Linked List: December 14, 2010

Art Is Anything You Can Get Away With 

During a Layer Tennis match between Scott Thomas and Mark Weaver back in September, I, commentating on this volley, suggested that Marshall McLuhan would have enjoyed Layer Tennis.

Scott Boms was intrigued, so he asked his father-in-law, Eric McLuhan — Marshall McLuhan’s son and frequent collaborator. This made my day.

Smartphone Browser Landscape 

Comprehensive overview by Peter-Paul Koch.

How Many iPhones Will Verizon Sell in 2011? 

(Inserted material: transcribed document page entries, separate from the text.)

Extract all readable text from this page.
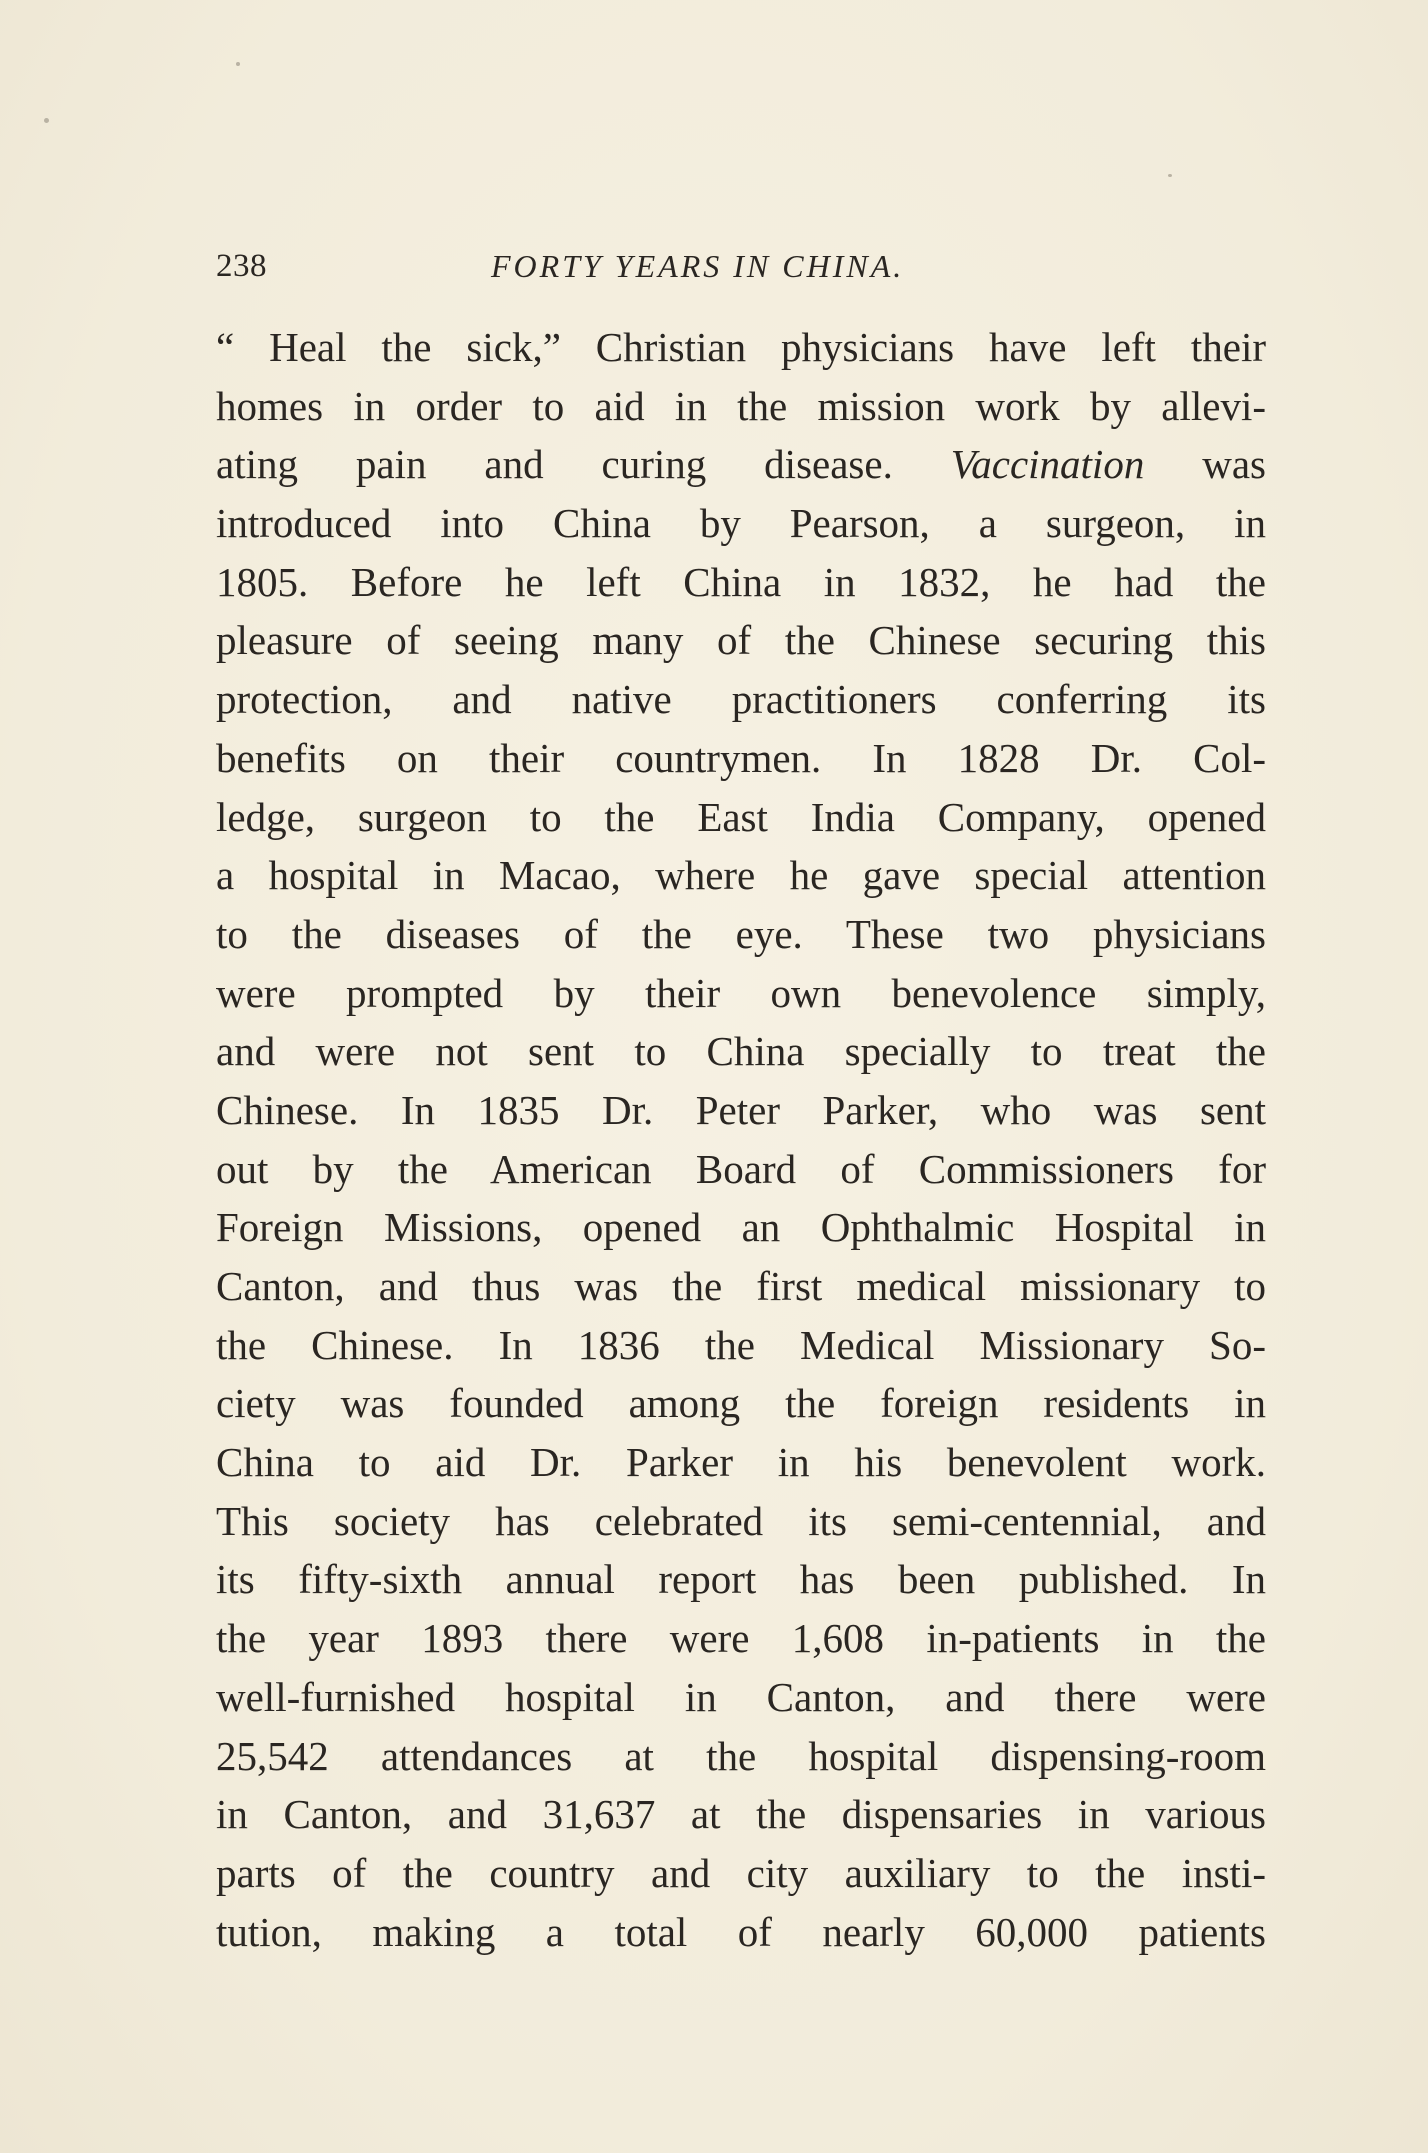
238	FORTY YEARS IN CHINA.
“ Heal the sick,” Christian physicians have left their
homes in order to aid in the mission work by allevi-
ating pain and curing disease. Vaccination was
introduced into China by Pearson, a surgeon, in
1805. Before he left China in 1832, he had the
pleasure of seeing many of the Chinese securing this
protection, and native practitioners conferring its
benefits on their countrymen. In 1828 Dr. Col-
ledge, surgeon to the East India Company, opened
a hospital in Macao, where he gave special attention
to the diseases of the eye. These two physicians
were prompted by their own benevolence simply,
and were not sent to China specially to treat the
Chinese. In 1835 Dr. Peter Parker, who was sent
out by the American Board of Commissioners for
Foreign Missions, opened an Ophthalmic Hospital in
Canton, and thus was the first medical missionary to
the Chinese. In 1836 the Medical Missionary So-
ciety was founded among the foreign residents in
China to aid Dr. Parker in his benevolent work.
This society has celebrated its semi-centennial, and
its fifty-sixth annual report has been published. In
the year 1893 there were 1,608 in-patients in the
well-furnished hospital in Canton, and there were
25,542 attendances at the hospital dispensing-room
in Canton, and 31,637 at the dispensaries in various
parts of the country and city auxiliary to the insti-
tution, making a total of nearly 60,000 patients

Dan Frommer guesses 10 million:

How did we figure that?

AT&T activated about 14 million new iPhones over the past four quarters on a subscriber base that’s now a little more than 90 million. (Of those activations, about 10 million were by existing AT&T subscribers.)

Verizon’s subscriber base is also about 90 million, and we don’t expect iPhone adoption to be wildly different on Verizon than it has been on AT&T. Maybe somewhat less, because Verizon folks already have high-end Android phones, but not much less.

See, I’d say more. If AT&T can sell 14 million iPhones in four quarters (selling to a base of subscribers who’ve had the iPhone available to them since 2007) why wouldn’t Verizon (selling to a base of subscribers who’ve been starved of the iPhone) be able to sell more? I expect Verizon to sell more iPhones than AT&T does.

The EFF:

In a landmark decision issued today in the criminal appeal of U.S. v. Warshak, the Sixth Circuit Court of Appeals has ruled that the government must have a search warrant before it can secretly seize and search emails stored by email service providers. Closely tracking arguments made by EFF in its amicus brief, the court found that email users have the same reasonable expectation of privacy in their stored email as they do in their phone calls and postal mail.

Great news. I’m donating to the EFF to celebrate.

Restore Gmail Contacts 

Google engineer Amanda Camp:

We’ve added a new feature to Google Contacts that allows you to revert your contact list and undo any mistakes made up to 30 days in the past. Let’s say you accidentally deleted a bunch of contacts or wiped the contact data from your Gmail account by mistake while syncing to another device. Visit Gmail’s Contacts section, select “Restore contacts” in the “More actions” menu, and choose the time you would like to revert to.

What a great feature — takes all the risk out of syncing. MobileMe should have something like this.

Update: Time Machine works for MobileMe users who wish to restore contact data from a sync disaster (and in fact, the Time Machine interface is integrated into Address Book), but only from your Mac, and only if you have Time Machine configured. I wonder how many Mac users have Time Machine running, and I wonder how many MobileMe users there are who don’t even use a Mac.

Engadget’s Nexus S Review 

Google kindly sent me a Nexus S, including service from T-Mobile, to use for a few weeks for review purposes. I’ve been using it as my main phone since it arrived on Friday. I put off reading Joshua Topolsky’s review of it at Engadget until today so that I could form my own thoughts about it. I plan to write about it in detail eventually, but in short, I agree with Topolsky’s review almost completely. It’s a good device, the best Android phone I’ve seen, and a very solid year-over-year improvement over the Nexus One, both in terms of hardware and software.

But some things are maddening. Yes, Topolsky’s review is largely positive, and I’m going to pull out one tidbit here that’s negative. But it’s a perfect example of the sort of “death by a thousand paper cuts” aspect of Android’s user experience. Topolsky writes:

Well, let’s be clear — Google still has major issues with text selection and editing on Android devices. The first striking problem is that there is not a consistent method of selecting text on the device. None. At all. In the browser, you long press on text to bring up your anchors, then drag and tap the center of your selection — boom, copied text. In text editing fields, however, in order to select a word you must long press on the word, wait for a contextual menu to pop up, and then select “select word” — a completely counterintuitive process. In the message app you can long press to select only the entire message, and in Google Reader? You can’t select any text at all. Even worse, Gmail has a different method for selecting text from an email you’re reading, and it’s far more obnoxious than any of the others. There, selecting text goes from being mildly annoying to downright silly. Want to grab some text out of an email? Here’s your process: hit the menu key, hit “more,” hit “select text,” and then finally drag your anchors out. Funnily enough, a little cursor appears when you start selecting — a holdover from Linux? To have this many options and discrepancies over something as simple as copy and paste should be embarrassing to Google. What it mostly is, however, is a pain to the end user.

And I think about the iPhone, which didn’t get text selection and copy-and-paste until version 3.0, two years after it debuted. It’s hard to get these things right.